It isn’t easy to find blood sausage, black bread and herring in Japan, but every year more than 100 people come together to cook a traditional Estonian meal in Tokyo.
Working at a hotel in Tallinn means that inevitably every guest who checks in will ask about the local food. “Can you recommend somewhere? Something Estonian? What is traditional Estonian food?” they all ask. Each and every one of them.
And herein lies the problem. Traditional Estonian food is not really Estonian at all, but a mix of German, Scandinavian and Russian… pork, potatoes, cabbage, fish and black bread. The basics – but, arguably, uninspiring stuff.
So it was somewhat surprising to read about a group of people in Japan who meet annually in December to cook Estonian food. The 100-strong Japan-Estonia Friendship Association recently paid a visit to Tallinn, and its secretary-general, Hideko Arai, kindly explained exactly why they love the nation’s cuisine.

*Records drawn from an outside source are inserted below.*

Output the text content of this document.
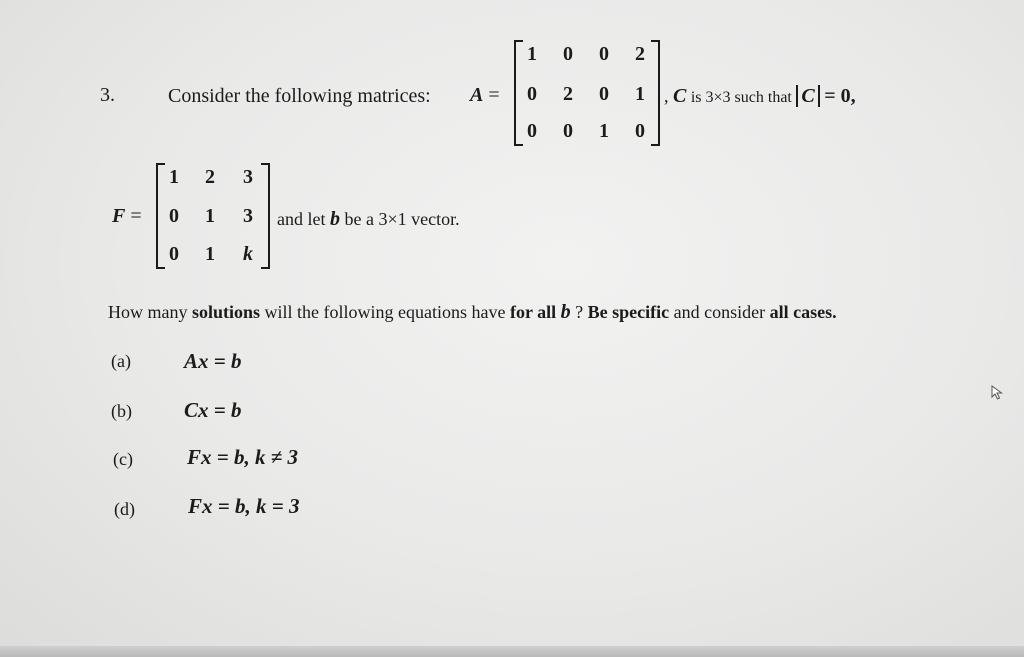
3.	Consider the following matrices: A =
1	0	0	2
0	2	0	1
0	0	1	0
, C is 3×3 such that C = 0,
F =
1	2	3
0	1	3
0	1	k
and let b be a 3×1 vector.
How many solutions will the following equations have for all b ? Be specific and consider all cases.
(a)	Ax = b
(b) Cx = b
(c)	Fx = b, k ≠ 3
(d)	Fx = b, k = 3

How did you first come to eat Estonian food?
My first visit to Tallinn was in 1993. But I was too busy and concentrated on my task at that time as I took 78 choir children and teachers to have a concert with Ellerhein.
So I remember nothing about what I ate then. But some years later, I visited again and found Estonian foods to be simple and took advantage of the ingredients’ taste.
What is your favourite Estonian food?
I like potato with sour cream the best, leib (rye bread), dairy foods such as cheese, sour cream and yogurt, and smoked and marinated fish, and beer.
And is there anything you have eaten which you don’t like?
I don’t think I have. But I don’t like anything too sweet or too fatty.
How do you get hold of Estonian food and the ingredients you need to cook in Japan?
Unfortunately, it is difficult for us to get Estonian ingredients in Japan. There are only canned sardines, Nordic smoked sardines and some drinks… So we ask friends to send us things like bread and herring.
Other things that are difficult to import, such as meat and heavy bottled things, we use German imported ones.
For example, it was difficult to find blood sausage in Japan, we looked on the internet and found one meat substitute workshop, who sells German ones. So we used them.
How is the Estonian diet different from the Japanese diet?
The biggest difference must be in basic foods.
We eat rice and you eat rye bread and potato. We don’t use rice for salad but eat steamed rice as main staple diet every day. We eat bread, of course, but we eat western foods with steamed rice, too.
For 100 years, the Japanese cooks have imported many western foods and arranged catered them for Japanese taste, so western foods such as French, Italian, German, Russian, Northern European, etc are known in our everyday life.
The most important and typical Japanese diet difference from Estonian and other western diet is the base of taste.
We use fish and seaweed for soup stock, which is called dashi. We use this dashi for most of Japanese cuisine and season with shoyu (soy sauce) or miso (soy paste). We have lots of soy products and fermented foods. Among huge varieties of Japanese dish menu, sushi is just one of them.
How was the friendship society founded and who is involved in it?
There was this Estonian woman who married to a Japanese man, Yoichi Okada, in Kushiro city, Hokkaido, the northern island of Japan. Her name was Silje. They met in Tallinn and came to Japan after getting married in the 1970ies.
They spoke with each other in Russian, but in 1991, when Silje Okada saw the news of Estonia regaining independence on TV, she spoke Estonian with tears in her eyes for the first time.
Then her husband and his friends decided to start a friendship organisation. This is the very beginning of our association.
Unfortunately, Silje Okada passed away in 2007. So in 2010 the headquarters was moved to Tokyo and the current president, Tadahiko Yoshiko, succeeded the association activities.
We have welcomed huge numbers of important guests from Estonia and keep enjoying studying Estonia and also visit Tallinn for every Laulupidu (song festival).
All of our 100 members are fans of Estonia who have studied Estonian in a professional way, who came to love Estonia after visiting, who are choir singers, or who are wishing to visit someday.